When running a job in order to write output to Keep it is necessary to either a) use the Keep API in the Python SDK or b) write to a staging directory and then use arv-put to upload the contents. Both of these have disadvantages; using the Python API directly is only practical if the user script itself is written in Python. Writing to a staging directory requires sufficient scratch space on the compute node, and cannot stream the output to Keep servers as it is being written, instead requiring a potentially time consuming upload step after the actual job is finished.

Goals

  • Accommodate the vast majority of scripts and tools that naturally write their output as regular files
  • Improve performance by asynchronously streaming blocks to Keep as they are written, instead of waiting until the job is finished

Requirements

  • Allow user to use basic directory command line tools such as 'mv' and 'rm'
  • Support random-access read-write including r+ and w+, but optimize for once-through streaming writes of large files.

Proposal

We currently support a read-only mount. This streams from files Keep on-demand and presents a regular file system interface through FUSE. This has proven to be a key piece of infrastructure that greatly simplifies integration with existing tools that don't natively understand Keep. A corresponding writable mount would allow existing tools to write output to regular files without needing to be aware of Keep, while avoiding the drawbacks of writing to a staging directory.
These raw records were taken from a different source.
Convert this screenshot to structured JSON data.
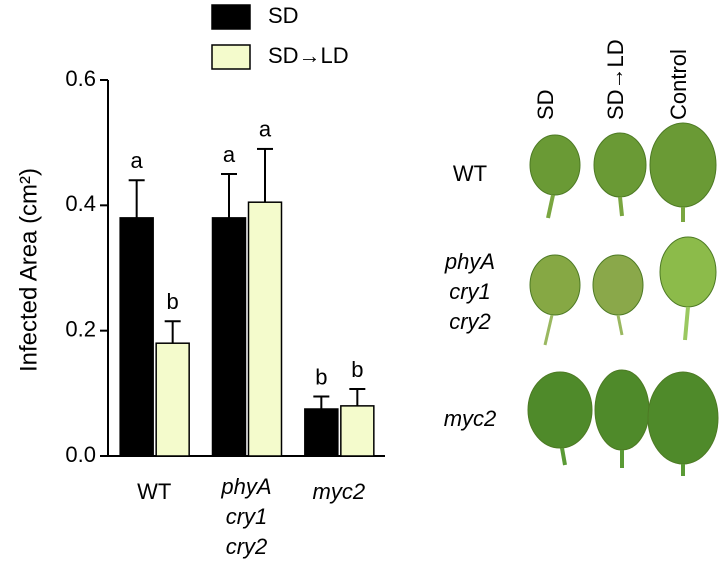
{
  "chart_data": {
    "type": "bar",
    "y_label": "Infected Area (cm²)",
    "categories": [
      [
        "WT"
      ],
      [
        "phyA",
        "cry1",
        "cry2"
      ],
      [
        "myc2"
      ]
    ],
    "category_italic": [
      false,
      true,
      true
    ],
    "series": [
      {
        "name": "SD",
        "color": "#000000",
        "values": [
          0.38,
          0.38,
          0.075
        ],
        "errors": [
          0.06,
          0.07,
          0.02
        ],
        "letters": [
          "a",
          "a",
          "b"
        ]
      },
      {
        "name": "SD→LD",
        "color": "#f4fbcc",
        "values": [
          0.18,
          0.405,
          0.08
        ],
        "errors": [
          0.035,
          0.085,
          0.027
        ],
        "letters": [
          "b",
          "a",
          "b"
        ]
      }
    ],
    "ylim": [
      0,
      0.6
    ],
    "yticks": [
      {
        "value": 0,
        "label": "0.0"
      },
      0.2,
      0.4,
      0.6
    ]
  },
  "photo_panel": {
    "columns": [
      "SD",
      "SD→LD",
      "Control"
    ],
    "rows": [
      [
        "WT"
      ],
      [
        "phyA",
        "cry1",
        "cry2"
      ],
      [
        "myc2"
      ]
    ]
  }
}
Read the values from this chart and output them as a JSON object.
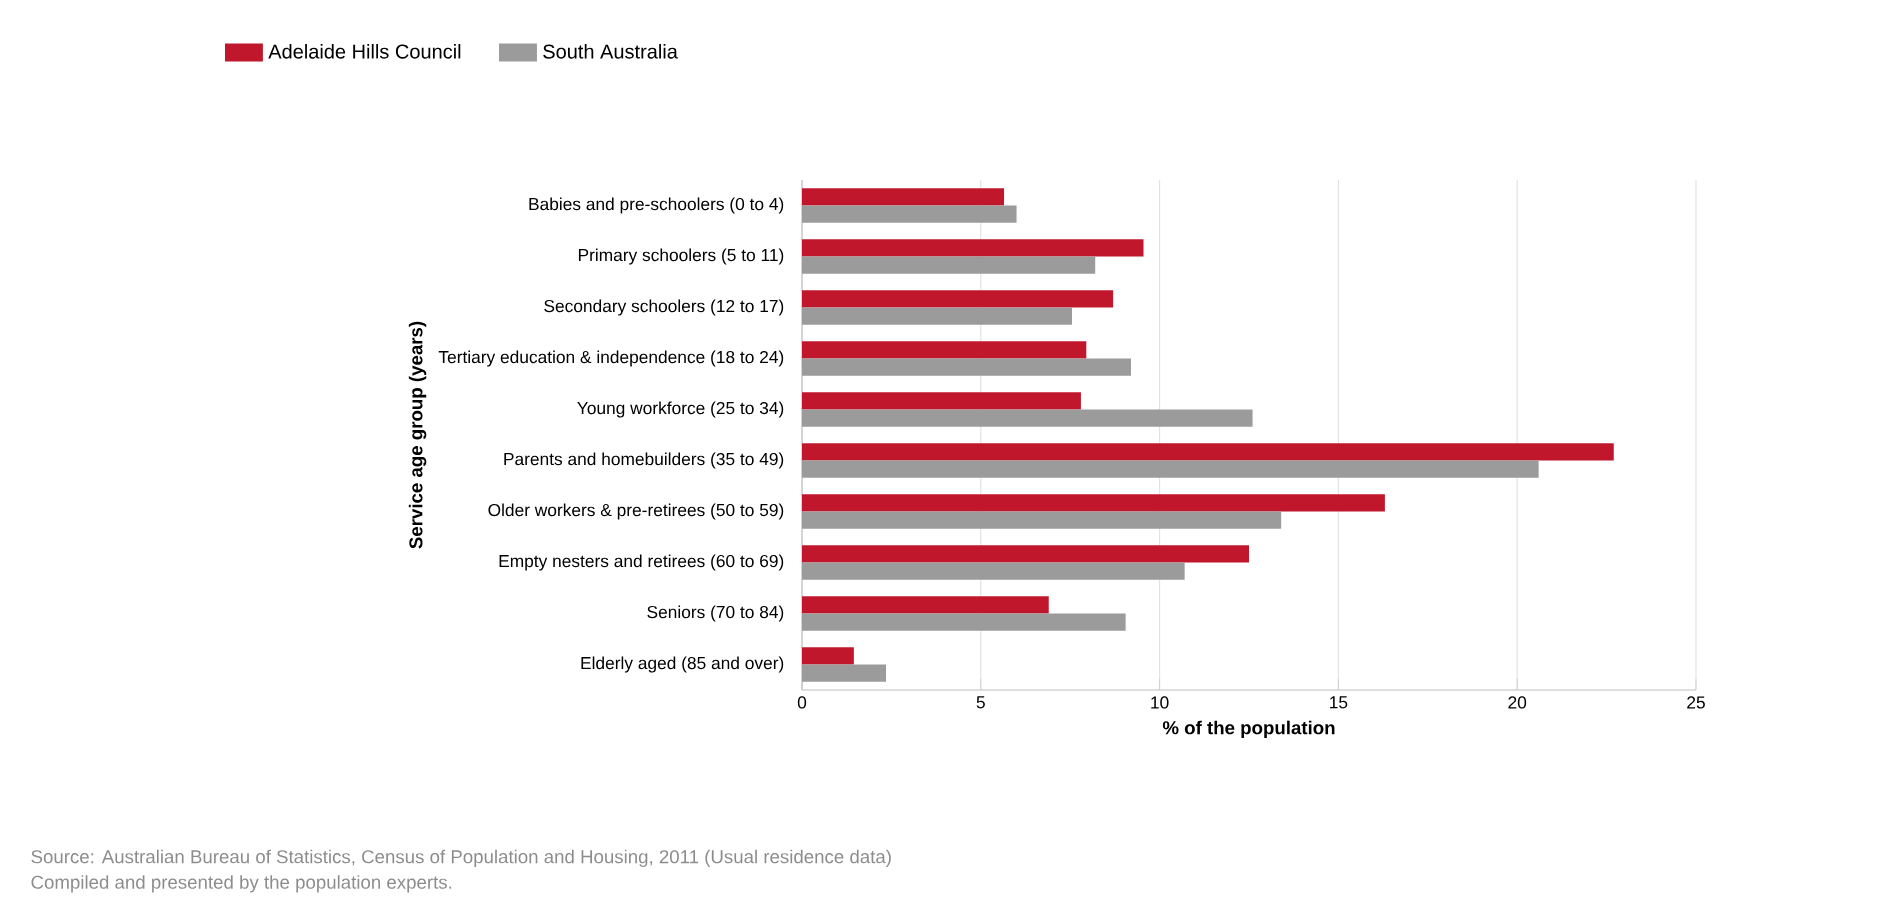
{
  "chart_data": {
    "type": "bar",
    "orientation": "horizontal",
    "xlabel": "% of the population",
    "ylabel": "Service age group (years)",
    "categories": [
      "Babies and pre-schoolers (0 to 4)",
      "Primary schoolers (5 to 11)",
      "Secondary schoolers (12 to 17)",
      "Tertiary education & independence (18 to 24)",
      "Young workforce (25 to 34)",
      "Parents and homebuilders (35 to 49)",
      "Older workers & pre-retirees (50 to 59)",
      "Empty nesters and retirees (60 to 69)",
      "Seniors (70 to 84)",
      "Elderly aged (85 and over)"
    ],
    "series": [
      {
        "name": "Adelaide Hills Council",
        "color": "#c0172c",
        "values": [
          5.65,
          9.55,
          8.7,
          7.95,
          7.8,
          22.7,
          16.3,
          12.5,
          6.9,
          1.45
        ]
      },
      {
        "name": "South Australia",
        "color": "#9b9b9b",
        "values": [
          6.0,
          8.2,
          7.55,
          9.2,
          12.6,
          20.6,
          13.4,
          10.7,
          9.05,
          2.35
        ]
      }
    ],
    "xlim": [
      0,
      25
    ],
    "xticks": [
      0,
      5,
      10,
      15,
      20,
      25
    ],
    "grid": "x",
    "legend": "top left",
    "annotations": [
      "Source: Australian Bureau of Statistics, Census of Population and Housing, 2011 (Usual residence data)",
      "Compiled and presented by the population experts."
    ]
  }
}
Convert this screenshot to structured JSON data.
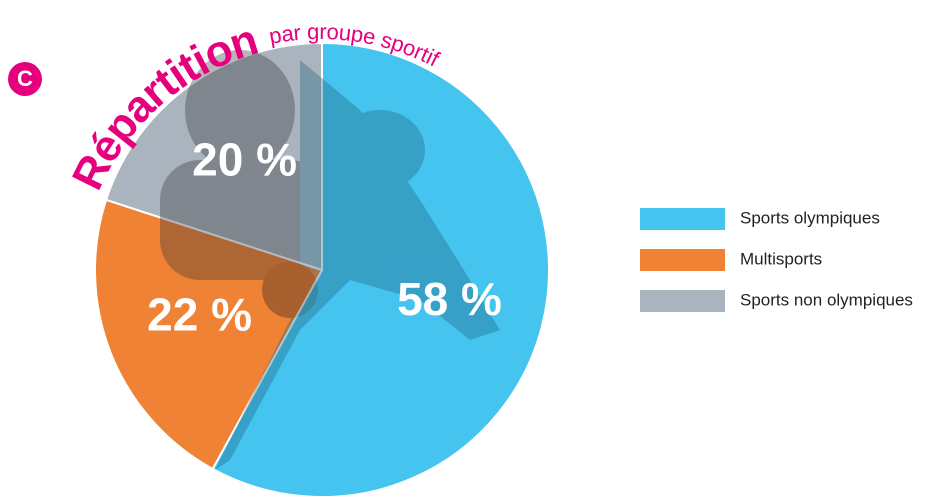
{
  "chart_data": {
    "type": "pie",
    "badge": "C",
    "title": "Répartition",
    "subtitle": "par groupe sportif",
    "categories": [
      "Sports olympiques",
      "Multisports",
      "Sports non olympiques"
    ],
    "values": [
      58,
      22,
      20
    ],
    "value_labels": [
      "58 %",
      "22 %",
      "20 %"
    ],
    "colors": [
      "#45c4ef",
      "#f08236",
      "#a9b4be"
    ]
  }
}
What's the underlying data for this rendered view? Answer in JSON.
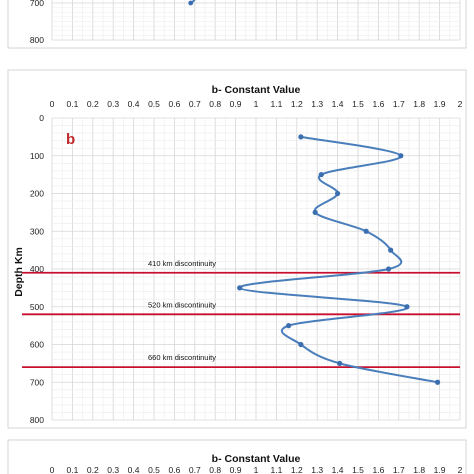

After the tool is finished, the writable mount directory would be committed as an Arvados collection.

Design

See also #3198

  1. arv-mount will implement a simple in-memory read-write file system using Keep as the backing store.
  2. Store metadata (name, directory, size, Keep blocks, ranges) for all files
  3. Can use 'mv', 'rm' to manipulates the metadata atomically
    • 'cp' and 'ln' are problematic because Unix doesn't have copy-on-write semantics for hard links; unclear if it is possible to know at the FUSE level that the user is copying a file as opposed to other read/write activity.
    • Content addressing doesn't prevent duplication if repacking files into a new set of blocks results in different block locators.
  4. Writes are recorded sequentially into a buffer block
  5. For each write, a corresponding range is patched into the file manifest (the manifest normalization code already contains most of the logic necessary to do this efficiently)
  6. When the buffer block is filled, a new buffer block is allocated, and the old buffer block is asynchronously uploaded. Metadata is updated with the actual Keep locator of the just-written block.
  7. Commit a new collection to API server at specified points
    1. on unmount, if modified
    2. on fsync?
    3. autocommit after N seconds (of inactivity?)
  8. Provide several virtual files:
    1. .arv/commit - write a character to this file (or maybe use 'touch') to force commit
    2. .arv/dirty - read 0 or 1 to indicate there if are uncommitted changes
    3. .arv/hash - read to get the hash of the last committed collection

Assumptions

Files are written out once, and a single file is written at a time. If either of these assumptions are violated, the proposed design will be less efficient because either a) blocks will contain garbage data from old writes that are superceded or b) writes will be interleaved resulting in a lengthy manifest with many small stream ranges instead of one large range. If (b) is a real problem, it could be addressed by having a separate buffer block for each file.